You are not required to use MapReduce to compute the word count vectors. Nor are you required to use MapReduce to find the documents that compose each cluster at the end of the algorithm. You also do not need to check the clusters for convergence. The reduce phase of your algorithm should support running at least $k$ workers at once. Particularly efficient implementations that can support running more than $k$ workers at once in the reduce phase will receive karma.

It may be useful to define a Word_vector submodule in shared/util.ml, so you can reuse this code in your mapper, reducer, and controller. It may be helpful to implement the algorithm without MapReduce first. Then rewrite it using MapReduce.

Note that for the above applications, your MapReduce code will probably run a lot slower than a non-MapReduce implementation of the same algorithm. This slowdown is due to the fact that the simplified MapReduce framework is not very well optimized.

To submit

Simply zip up and submit your entire ps5 folder.
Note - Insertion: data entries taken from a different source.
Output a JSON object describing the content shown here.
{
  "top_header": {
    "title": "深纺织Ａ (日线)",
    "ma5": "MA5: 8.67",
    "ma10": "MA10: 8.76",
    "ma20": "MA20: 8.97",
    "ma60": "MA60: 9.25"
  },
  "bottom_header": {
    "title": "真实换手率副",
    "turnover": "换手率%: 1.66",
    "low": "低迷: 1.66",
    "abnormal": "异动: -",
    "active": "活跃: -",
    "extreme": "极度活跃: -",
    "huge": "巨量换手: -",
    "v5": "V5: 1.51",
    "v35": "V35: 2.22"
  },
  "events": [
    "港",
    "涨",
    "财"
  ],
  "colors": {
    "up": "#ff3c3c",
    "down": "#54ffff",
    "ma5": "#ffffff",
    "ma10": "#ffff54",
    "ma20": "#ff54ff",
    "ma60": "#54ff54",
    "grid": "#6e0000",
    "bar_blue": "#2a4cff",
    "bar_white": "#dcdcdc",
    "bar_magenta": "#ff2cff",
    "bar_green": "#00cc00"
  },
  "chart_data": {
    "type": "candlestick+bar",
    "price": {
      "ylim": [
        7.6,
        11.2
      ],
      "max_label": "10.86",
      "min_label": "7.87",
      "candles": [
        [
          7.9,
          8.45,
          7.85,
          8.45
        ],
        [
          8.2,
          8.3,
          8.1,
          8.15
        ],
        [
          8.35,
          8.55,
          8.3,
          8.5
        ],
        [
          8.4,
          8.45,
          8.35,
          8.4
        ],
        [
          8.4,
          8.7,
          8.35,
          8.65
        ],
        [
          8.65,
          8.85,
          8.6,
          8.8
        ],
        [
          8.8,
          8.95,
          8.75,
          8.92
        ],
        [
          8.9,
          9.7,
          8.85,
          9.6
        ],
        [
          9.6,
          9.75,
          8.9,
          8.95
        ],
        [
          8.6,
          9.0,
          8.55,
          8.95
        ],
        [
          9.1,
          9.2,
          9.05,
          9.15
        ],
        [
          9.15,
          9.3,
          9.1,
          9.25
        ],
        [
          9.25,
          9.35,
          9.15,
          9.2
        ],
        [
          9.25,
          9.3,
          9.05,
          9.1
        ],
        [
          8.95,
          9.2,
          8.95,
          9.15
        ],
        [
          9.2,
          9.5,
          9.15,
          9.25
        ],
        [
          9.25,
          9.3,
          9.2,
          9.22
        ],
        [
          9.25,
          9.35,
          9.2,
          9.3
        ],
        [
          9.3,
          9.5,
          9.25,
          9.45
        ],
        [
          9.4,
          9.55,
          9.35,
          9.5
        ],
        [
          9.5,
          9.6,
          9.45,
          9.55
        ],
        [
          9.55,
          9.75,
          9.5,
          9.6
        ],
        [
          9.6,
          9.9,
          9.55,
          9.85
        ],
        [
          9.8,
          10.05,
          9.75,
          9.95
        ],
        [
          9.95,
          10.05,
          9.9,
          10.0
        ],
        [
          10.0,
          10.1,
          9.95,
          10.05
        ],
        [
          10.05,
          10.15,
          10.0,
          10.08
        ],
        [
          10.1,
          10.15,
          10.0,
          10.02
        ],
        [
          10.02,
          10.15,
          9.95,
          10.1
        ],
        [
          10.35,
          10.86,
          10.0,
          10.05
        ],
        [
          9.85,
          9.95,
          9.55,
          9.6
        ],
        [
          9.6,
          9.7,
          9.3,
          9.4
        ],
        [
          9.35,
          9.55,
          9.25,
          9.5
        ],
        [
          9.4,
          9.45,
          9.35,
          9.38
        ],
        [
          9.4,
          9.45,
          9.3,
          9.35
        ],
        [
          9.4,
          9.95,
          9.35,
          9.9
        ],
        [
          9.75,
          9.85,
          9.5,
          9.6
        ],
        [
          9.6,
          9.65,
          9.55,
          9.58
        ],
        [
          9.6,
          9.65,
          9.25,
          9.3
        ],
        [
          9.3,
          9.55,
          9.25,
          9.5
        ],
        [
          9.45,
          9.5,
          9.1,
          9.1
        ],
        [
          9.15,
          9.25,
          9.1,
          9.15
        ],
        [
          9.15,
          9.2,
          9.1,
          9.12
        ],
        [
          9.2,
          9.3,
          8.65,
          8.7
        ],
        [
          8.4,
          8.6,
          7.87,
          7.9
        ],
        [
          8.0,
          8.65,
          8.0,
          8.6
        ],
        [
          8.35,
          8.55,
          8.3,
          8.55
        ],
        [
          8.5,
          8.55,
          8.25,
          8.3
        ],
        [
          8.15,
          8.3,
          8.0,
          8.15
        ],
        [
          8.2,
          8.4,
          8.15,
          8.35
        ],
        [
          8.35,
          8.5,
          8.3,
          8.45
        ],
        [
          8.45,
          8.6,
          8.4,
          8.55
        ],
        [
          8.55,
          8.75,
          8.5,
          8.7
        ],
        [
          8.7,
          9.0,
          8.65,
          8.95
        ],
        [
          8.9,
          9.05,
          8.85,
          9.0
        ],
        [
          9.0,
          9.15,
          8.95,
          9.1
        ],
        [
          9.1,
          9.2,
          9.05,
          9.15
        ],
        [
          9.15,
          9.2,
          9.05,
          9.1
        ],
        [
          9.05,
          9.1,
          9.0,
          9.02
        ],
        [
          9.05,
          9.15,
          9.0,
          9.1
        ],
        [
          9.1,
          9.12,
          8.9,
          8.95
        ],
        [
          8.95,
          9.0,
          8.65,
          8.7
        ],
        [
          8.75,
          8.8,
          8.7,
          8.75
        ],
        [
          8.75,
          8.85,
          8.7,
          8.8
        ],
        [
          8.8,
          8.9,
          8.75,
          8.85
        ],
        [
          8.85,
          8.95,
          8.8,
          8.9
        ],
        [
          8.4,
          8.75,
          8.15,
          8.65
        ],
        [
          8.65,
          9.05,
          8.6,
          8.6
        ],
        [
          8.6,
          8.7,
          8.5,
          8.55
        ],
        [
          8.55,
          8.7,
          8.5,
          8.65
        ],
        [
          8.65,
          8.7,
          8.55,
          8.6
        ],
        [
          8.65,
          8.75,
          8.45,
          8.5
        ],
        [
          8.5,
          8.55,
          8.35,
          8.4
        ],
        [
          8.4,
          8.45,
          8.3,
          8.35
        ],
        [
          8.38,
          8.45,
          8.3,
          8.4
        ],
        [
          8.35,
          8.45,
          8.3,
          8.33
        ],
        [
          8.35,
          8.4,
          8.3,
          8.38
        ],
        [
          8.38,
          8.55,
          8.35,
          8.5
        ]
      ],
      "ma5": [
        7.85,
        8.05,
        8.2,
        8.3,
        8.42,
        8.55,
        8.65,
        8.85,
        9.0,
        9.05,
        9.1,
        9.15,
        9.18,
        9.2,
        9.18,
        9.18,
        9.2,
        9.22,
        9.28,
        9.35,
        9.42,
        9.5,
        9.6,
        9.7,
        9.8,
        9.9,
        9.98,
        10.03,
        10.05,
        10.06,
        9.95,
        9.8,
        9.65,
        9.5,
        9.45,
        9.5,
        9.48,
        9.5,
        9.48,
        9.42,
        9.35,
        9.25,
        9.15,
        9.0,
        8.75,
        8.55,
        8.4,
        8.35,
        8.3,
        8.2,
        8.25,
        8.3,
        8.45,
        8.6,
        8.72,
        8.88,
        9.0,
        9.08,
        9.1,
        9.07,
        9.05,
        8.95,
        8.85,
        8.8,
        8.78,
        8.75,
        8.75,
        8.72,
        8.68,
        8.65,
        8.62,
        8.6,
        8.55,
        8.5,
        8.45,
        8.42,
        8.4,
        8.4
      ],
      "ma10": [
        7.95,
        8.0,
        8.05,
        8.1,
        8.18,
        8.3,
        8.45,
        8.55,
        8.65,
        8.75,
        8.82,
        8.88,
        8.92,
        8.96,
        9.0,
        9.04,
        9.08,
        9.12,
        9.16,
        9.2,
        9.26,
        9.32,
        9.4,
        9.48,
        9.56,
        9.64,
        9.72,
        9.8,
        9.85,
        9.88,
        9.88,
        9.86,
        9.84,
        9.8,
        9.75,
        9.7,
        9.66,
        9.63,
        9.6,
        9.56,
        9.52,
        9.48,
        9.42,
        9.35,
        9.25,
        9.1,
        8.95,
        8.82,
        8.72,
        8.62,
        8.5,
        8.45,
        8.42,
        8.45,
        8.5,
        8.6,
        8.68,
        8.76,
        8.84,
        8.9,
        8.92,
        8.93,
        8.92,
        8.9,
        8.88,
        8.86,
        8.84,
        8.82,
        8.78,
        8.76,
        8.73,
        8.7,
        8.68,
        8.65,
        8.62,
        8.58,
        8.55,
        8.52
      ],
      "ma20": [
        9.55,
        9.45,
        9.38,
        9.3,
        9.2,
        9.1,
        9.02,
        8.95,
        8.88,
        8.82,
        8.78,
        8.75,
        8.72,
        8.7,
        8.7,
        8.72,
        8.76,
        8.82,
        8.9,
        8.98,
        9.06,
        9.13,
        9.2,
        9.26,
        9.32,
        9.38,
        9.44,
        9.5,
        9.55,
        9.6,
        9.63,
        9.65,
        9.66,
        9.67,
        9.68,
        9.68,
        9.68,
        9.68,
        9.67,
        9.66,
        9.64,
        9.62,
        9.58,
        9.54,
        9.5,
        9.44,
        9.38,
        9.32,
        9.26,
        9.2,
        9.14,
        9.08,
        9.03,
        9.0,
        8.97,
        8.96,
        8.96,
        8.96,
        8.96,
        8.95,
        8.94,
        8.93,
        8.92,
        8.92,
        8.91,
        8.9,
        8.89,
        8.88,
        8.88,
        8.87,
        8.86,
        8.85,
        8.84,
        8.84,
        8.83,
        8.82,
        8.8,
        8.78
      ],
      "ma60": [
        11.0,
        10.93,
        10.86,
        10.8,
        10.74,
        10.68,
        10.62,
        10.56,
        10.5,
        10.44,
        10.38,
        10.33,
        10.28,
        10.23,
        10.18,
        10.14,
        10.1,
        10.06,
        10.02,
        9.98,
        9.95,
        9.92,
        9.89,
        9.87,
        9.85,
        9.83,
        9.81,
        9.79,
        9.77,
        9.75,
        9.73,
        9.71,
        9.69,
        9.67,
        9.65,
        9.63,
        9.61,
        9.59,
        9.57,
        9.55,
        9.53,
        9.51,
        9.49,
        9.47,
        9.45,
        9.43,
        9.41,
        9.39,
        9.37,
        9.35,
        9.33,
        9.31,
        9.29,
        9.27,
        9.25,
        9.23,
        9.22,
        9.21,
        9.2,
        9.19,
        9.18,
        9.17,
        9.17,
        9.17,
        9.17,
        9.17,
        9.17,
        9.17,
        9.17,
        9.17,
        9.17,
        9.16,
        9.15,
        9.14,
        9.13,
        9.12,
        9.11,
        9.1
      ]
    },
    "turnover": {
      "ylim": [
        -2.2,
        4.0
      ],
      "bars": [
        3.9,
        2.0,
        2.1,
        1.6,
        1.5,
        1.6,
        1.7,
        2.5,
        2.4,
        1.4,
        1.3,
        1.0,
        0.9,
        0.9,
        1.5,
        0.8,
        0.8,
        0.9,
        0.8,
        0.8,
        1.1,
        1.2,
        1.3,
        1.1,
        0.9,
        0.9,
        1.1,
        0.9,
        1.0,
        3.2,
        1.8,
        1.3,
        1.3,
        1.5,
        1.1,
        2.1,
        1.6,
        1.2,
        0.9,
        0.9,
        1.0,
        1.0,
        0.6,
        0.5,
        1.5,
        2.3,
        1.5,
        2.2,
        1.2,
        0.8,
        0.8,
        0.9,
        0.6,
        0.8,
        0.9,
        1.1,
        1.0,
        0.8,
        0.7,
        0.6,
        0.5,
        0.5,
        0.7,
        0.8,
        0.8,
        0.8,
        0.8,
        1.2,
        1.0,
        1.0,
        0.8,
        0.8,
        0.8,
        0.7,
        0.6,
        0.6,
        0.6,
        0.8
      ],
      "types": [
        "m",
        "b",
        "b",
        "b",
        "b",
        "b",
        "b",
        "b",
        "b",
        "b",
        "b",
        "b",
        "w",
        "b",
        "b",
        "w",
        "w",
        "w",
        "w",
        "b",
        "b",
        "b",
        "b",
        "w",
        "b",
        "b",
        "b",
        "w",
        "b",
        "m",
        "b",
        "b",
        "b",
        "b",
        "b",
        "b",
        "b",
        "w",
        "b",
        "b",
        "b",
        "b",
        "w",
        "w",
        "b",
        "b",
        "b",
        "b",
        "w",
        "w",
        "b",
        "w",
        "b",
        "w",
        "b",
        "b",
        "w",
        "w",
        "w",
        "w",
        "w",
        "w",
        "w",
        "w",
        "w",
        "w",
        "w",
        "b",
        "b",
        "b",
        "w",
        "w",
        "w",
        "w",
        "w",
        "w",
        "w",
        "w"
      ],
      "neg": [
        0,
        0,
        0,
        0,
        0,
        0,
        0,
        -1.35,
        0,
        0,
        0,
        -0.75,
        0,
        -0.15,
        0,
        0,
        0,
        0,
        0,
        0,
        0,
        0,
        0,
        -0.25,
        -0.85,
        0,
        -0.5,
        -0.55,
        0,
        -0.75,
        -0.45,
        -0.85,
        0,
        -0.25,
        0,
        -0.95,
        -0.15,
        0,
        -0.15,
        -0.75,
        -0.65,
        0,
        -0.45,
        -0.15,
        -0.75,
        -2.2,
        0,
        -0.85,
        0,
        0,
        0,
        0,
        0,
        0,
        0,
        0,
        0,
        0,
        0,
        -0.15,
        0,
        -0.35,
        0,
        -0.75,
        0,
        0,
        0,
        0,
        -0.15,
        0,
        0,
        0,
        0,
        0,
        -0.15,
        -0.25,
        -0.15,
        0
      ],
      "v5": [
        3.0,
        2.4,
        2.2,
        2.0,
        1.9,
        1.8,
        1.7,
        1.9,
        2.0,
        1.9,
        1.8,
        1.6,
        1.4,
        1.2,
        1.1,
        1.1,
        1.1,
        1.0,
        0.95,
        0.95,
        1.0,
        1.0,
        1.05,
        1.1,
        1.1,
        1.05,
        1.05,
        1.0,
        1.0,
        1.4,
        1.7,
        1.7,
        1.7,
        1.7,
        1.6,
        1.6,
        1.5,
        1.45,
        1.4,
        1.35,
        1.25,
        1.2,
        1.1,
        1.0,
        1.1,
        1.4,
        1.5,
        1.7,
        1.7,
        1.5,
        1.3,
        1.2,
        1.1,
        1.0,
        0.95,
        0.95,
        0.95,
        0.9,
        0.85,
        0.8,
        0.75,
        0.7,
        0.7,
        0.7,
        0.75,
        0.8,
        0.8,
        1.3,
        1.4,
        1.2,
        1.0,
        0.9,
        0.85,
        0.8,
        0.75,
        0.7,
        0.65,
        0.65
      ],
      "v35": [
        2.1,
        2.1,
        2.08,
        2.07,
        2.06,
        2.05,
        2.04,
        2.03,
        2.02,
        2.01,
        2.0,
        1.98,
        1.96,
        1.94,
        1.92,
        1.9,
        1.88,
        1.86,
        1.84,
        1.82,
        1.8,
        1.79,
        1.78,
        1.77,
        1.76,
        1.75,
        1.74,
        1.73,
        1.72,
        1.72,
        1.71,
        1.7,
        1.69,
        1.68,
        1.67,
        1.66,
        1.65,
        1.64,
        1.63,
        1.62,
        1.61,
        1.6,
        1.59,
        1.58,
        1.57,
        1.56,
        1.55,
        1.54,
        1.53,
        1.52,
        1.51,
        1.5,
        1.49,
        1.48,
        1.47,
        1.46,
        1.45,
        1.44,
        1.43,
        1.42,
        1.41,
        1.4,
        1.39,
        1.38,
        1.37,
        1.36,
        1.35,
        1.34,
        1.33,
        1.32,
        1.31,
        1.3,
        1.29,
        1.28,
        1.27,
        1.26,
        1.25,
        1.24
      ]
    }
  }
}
Part 3: Mergesort Induction (10 points)

Consider the following three functions, a simple implementation of merge sort. The specification for the function mergesort itself is provided; specifications for the helper functions merge and split are not.

let rec merge l1 l2 =
  match (l1,l2) with
    [],_ -> l2
  | _,[] -> l1
  | x::xs,y::ys ->
      if x > y then x::(merge xs l2)
      else y::(merge l1 ys)

let rec split l =
  match l with
    [] -> ([],[])
  | [x] -> ([x],[])
  | x1::x2::xs ->
      let (l1,l2) = split xs in
        (x1::l1,x2::l2)

(* Requires: true
 * Returns: l', such that elements(l') = elements(l),
 *   and sorted(l') *)
let rec mergesort l =
  match l with
    [] -> []
  | [x] -> [x]
  | _ ->
     let (l1,l2) = split l in
     let s1 = mergesort l1 in
     let s2 = mergesort l2 in
       merge s1 s2

Your tasks

Write specifications for merge and split. You should strive to write specifications that are not just correct, but also reasonably complete - meaning that they do not exclude legitimate inputs.
Using the specification of mergesort and your specifications for merge and split from part a, prove the correctness of all three functions by induction.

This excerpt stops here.